President William Ruto has said that he met transport sector leaders in Mombasa last week to address concerns surrounding fuel availability and pricing, defending his administration’s subsidy approach as a necessary corrective measure to past policy failures.
He said the three-hour engagement revisited the 2022 fuel crisis, when long queues, dollar shortages, and panic buying disrupted supply chains.
President Ruto argued that reckless subsidies had previously cost the country over KSh 150 billion without securing fuel stability, warning against repeating historical mistakes.
Current Fuel Stability and Pricing
The President stated that current interventions have ensured stable fuel availability across petrol stations, contrasting the situation with earlier shortages.
He noted that diesel prices, which would otherwise stand at KSh 273, are currently retailing at KSh 232 due to government subsidies amounting to KSh 88 billion in the last two months.
Ruto added that oil marketers acknowledged the situation after reviewing the facts presented during the meeting, with reports indicating they called off a planned strike following the engagement. He maintained that the decision was not coerced but informed by data and sector realities.
He further described a moment of prayer after the meeting, using it to emphasise national unity and faith-driven governance. Ruto said Kenya’s ability to manage economic pressures reflects a combination of prudent policy choices and belief in collective resilience.

Lessons from Past Economic Disruptions
Concluding his remarks, Ruto urged leaders to learn from historical economic disruptions and avoid policy errors that could destabilise essential sectors such as transport and energy.

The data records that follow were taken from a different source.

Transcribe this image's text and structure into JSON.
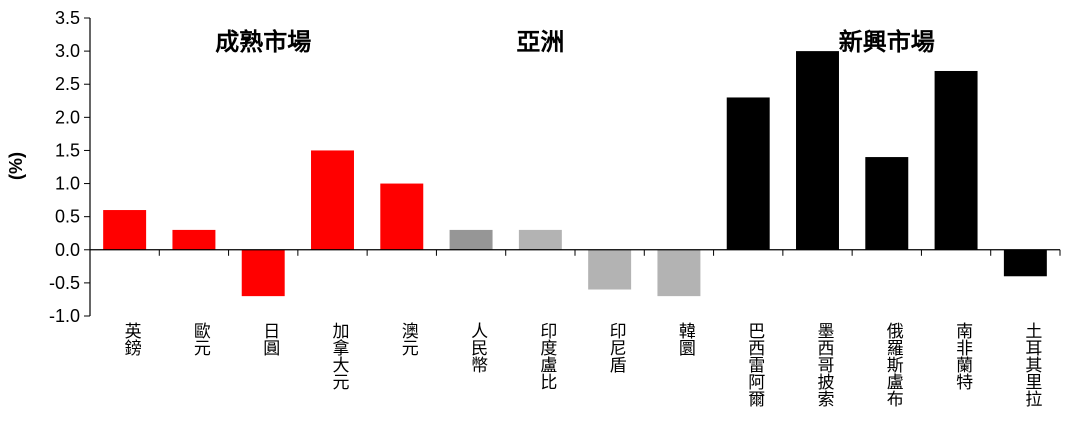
{
  "chart_data": {
    "type": "bar",
    "ylabel": "(%)",
    "ylim": [
      -1.0,
      3.5
    ],
    "yticks": [
      "3.5",
      "3.0",
      "2.5",
      "2.0",
      "1.5",
      "1.0",
      "0.5",
      "0.0",
      "-0.5",
      "-1.0"
    ],
    "grid": false,
    "groups": [
      {
        "label": "成熟市場",
        "color": "#FF0000"
      },
      {
        "label": "亞洲",
        "color": "#A6A6A6"
      },
      {
        "label": "新興市場",
        "color": "#000000"
      }
    ],
    "categories": [
      "英鎊",
      "歐元",
      "日圓",
      "加拿大元",
      "澳元",
      "人民幣",
      "印度盧比",
      "印尼盾",
      "韓圜",
      "巴西雷阿爾",
      "墨西哥披索",
      "俄羅斯盧布",
      "南非蘭特",
      "土耳其里拉"
    ],
    "values": [
      0.6,
      0.3,
      -0.7,
      1.5,
      1.0,
      0.3,
      0.3,
      -0.6,
      -0.7,
      2.3,
      3.0,
      1.4,
      2.7,
      -0.4
    ],
    "colors": [
      "#FF0000",
      "#FF0000",
      "#FF0000",
      "#FF0000",
      "#FF0000",
      "#969696",
      "#B3B3B3",
      "#B3B3B3",
      "#B3B3B3",
      "#000000",
      "#000000",
      "#000000",
      "#000000",
      "#000000"
    ]
  }
}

The President also framed the subsidy programme as a targeted intervention aimed at stabilising transport costs, noting its role in cushioning households and preventing inflationary pressure across essential commodities linked to fuel prices.
He emphasized that fiscal discipline remains central to his administration’s energy policy, insisting that future subsidies will continue to be guided by data-driven assessments and economic sustainability considerations.
Away from the immediate policy outcomes, the President used the occasion to reinforce his broader governance message, urging national cohesion and resilience in the face of recurring economic shocks.